Dengan menunggu konfirmasi tambahan, trader dapat mengurangi kemungkinan masuk ke posisi yang salah.

Contoh Breakout pada Chart XAU/USD

Breakout juga sering terjadi pada instrumen populer seperti XAU/USD, yaitu pasangan trading emas terhadap dolar AS.

Sebagai contoh, harga emas dapat bergerak dalam area konsolidasi antara dua level harga tertentu selama beberapa waktu.

Ketika harga berhasil menembus resistance pada area tersebut, breakout sering memicu peningkatan momentum beli dari trader yang mengikuti tren.

Sebaliknya, jika harga menembus support penting, tekanan jual dapat meningkat sehingga harga bergerak turun lebih cepat.

Karena volatilitas emas relatif tinggi, breakout pada XAU/USD sering menjadi salah satu strategi yang digunakan trader untuk memanfaatkan pergerakan harga yang cepat.

Kesimpulan

Breakout adalah kondisi ketika harga menembus level penting seperti support, resistance, atau pola chart tertentu. Peristiwa ini sering menandakan perubahan momentum pasar dan dapat memberikan peluang trading yang menarik.

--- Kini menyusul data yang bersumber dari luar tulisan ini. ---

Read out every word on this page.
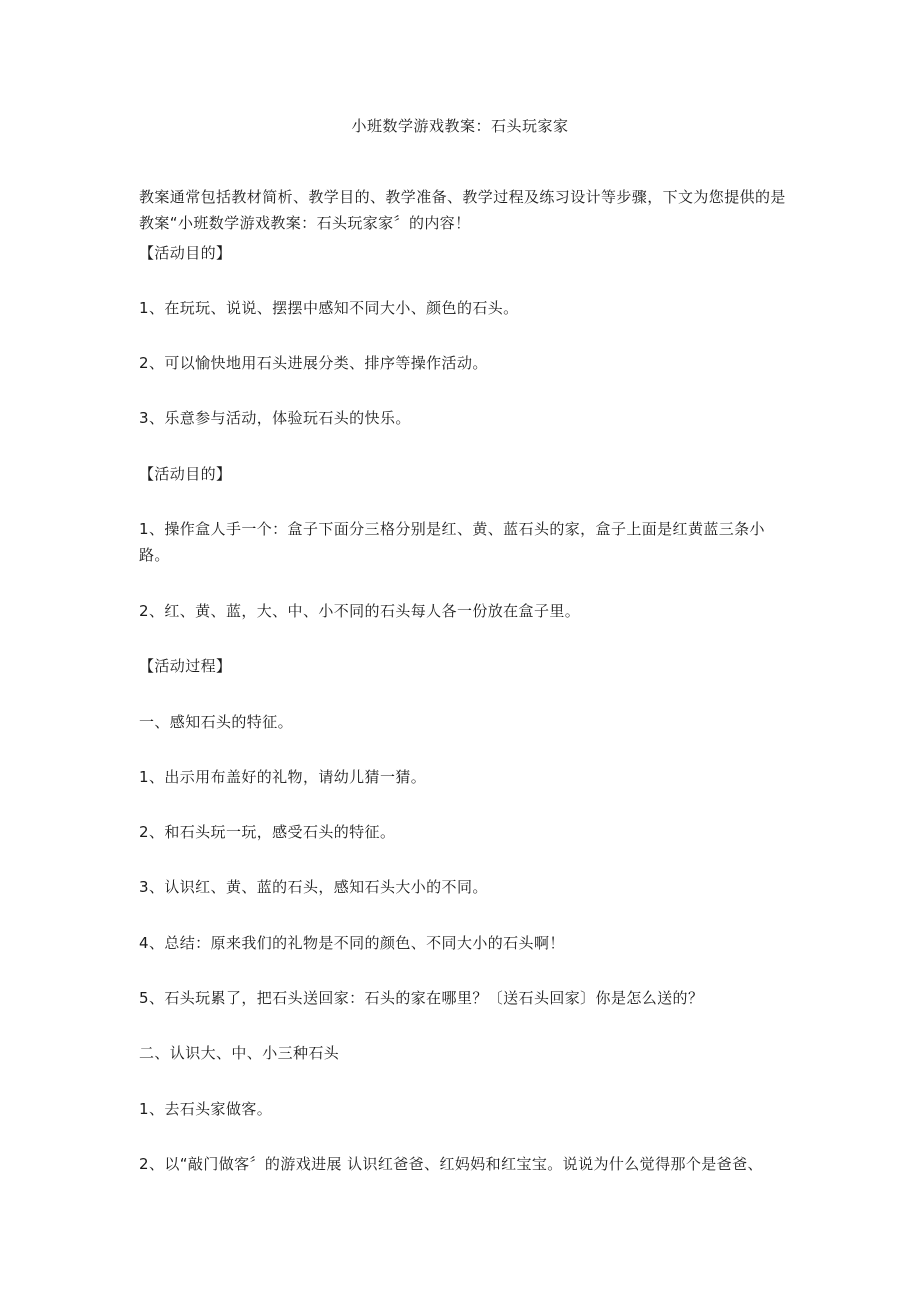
小班数学游戏教案：石头玩家家

教案通常包括教材简析、教学目的、教学准备、教学过程及练习设计等步骤，下文为您提供的是教案“小班数学游戏教案：石头玩家家〞的内容！

【活动目的】

1、在玩玩、说说、摆摆中感知不同大小、颜色的石头。

2、可以愉快地用石头进展分类、排序等操作活动。

3、乐意参与活动，体验玩石头的快乐。

【活动目的】

1、操作盒人手一个：盒子下面分三格分别是红、黄、蓝石头的家，盒子上面是红黄蓝三条小路。

2、红、黄、蓝，大、中、小不同的石头每人各一份放在盒子里。

【活动过程】

一、感知石头的特征。

1、出示用布盖好的礼物，请幼儿猜一猜。

2、和石头玩一玩，感受石头的特征。

3、认识红、黄、蓝的石头，感知石头大小的不同。

4、总结：原来我们的礼物是不同的颜色、不同大小的石头啊！

5、石头玩累了，把石头送回家：石头的家在哪里？〔送石头回家〕你是怎么送的？

二、认识大、中、小三种石头

1、去石头家做客。

2、以“敲门做客〞的游戏进展 认识红爸爸、红妈妈和红宝宝。说说为什么觉得那个是爸爸、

Namun tidak semua breakout menghasilkan tren baru karena pasar juga dapat mengalami false breakout.

Dengan memahami cara mengenali breakout, menggunakan konfirmasi seperti volume dan retest, serta memahami karakteristik pasar, trader dapat meningkatkan peluang untuk memanfaatkan momentum pergerakan harga dengan lebih efektif.

FAQ

Apa itu breakout dalam trading?
Breakout adalah kondisi ketika harga menembus level penting seperti support, resistance, atau pola chart yang sebelumnya membatasi pergerakan harga.

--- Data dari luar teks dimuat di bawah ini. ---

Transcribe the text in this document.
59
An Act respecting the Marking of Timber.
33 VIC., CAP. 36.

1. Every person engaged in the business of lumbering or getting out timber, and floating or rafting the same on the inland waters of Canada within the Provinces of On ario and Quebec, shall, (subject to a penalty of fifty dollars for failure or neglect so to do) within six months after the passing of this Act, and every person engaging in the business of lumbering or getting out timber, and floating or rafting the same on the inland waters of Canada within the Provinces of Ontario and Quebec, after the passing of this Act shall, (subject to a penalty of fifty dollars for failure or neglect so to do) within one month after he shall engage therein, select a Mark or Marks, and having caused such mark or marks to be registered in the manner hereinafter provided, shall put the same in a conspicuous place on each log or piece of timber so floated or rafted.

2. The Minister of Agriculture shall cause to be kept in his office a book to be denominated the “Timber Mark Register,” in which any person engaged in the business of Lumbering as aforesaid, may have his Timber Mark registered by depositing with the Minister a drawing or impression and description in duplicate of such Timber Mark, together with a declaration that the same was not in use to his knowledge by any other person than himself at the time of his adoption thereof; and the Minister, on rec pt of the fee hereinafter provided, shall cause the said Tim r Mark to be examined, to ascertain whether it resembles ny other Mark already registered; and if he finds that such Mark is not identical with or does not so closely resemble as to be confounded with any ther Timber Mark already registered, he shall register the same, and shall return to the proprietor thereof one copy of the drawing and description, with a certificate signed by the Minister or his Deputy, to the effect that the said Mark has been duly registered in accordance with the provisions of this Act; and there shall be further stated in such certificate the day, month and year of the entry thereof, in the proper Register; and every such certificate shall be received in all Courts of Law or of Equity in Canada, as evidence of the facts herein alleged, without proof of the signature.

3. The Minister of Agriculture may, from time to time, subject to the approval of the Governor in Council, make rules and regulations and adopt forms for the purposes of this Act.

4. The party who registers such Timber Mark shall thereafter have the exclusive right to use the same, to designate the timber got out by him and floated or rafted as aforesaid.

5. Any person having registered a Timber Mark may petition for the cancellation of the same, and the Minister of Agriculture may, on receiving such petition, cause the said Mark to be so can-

Apa yang dimaksud false breakout?
False breakout adalah kondisi ketika harga menembus level penting tetapi kemudian kembali ke area sebelumnya tanpa melanjutkan tren.

Apakah breakout cocok untuk trading emas?
Ya, breakout sering digunakan dalam trading emas karena volatilitas emas yang cukup tinggi memungkinkan pergerakan harga yang kuat setelah level penting ditembus.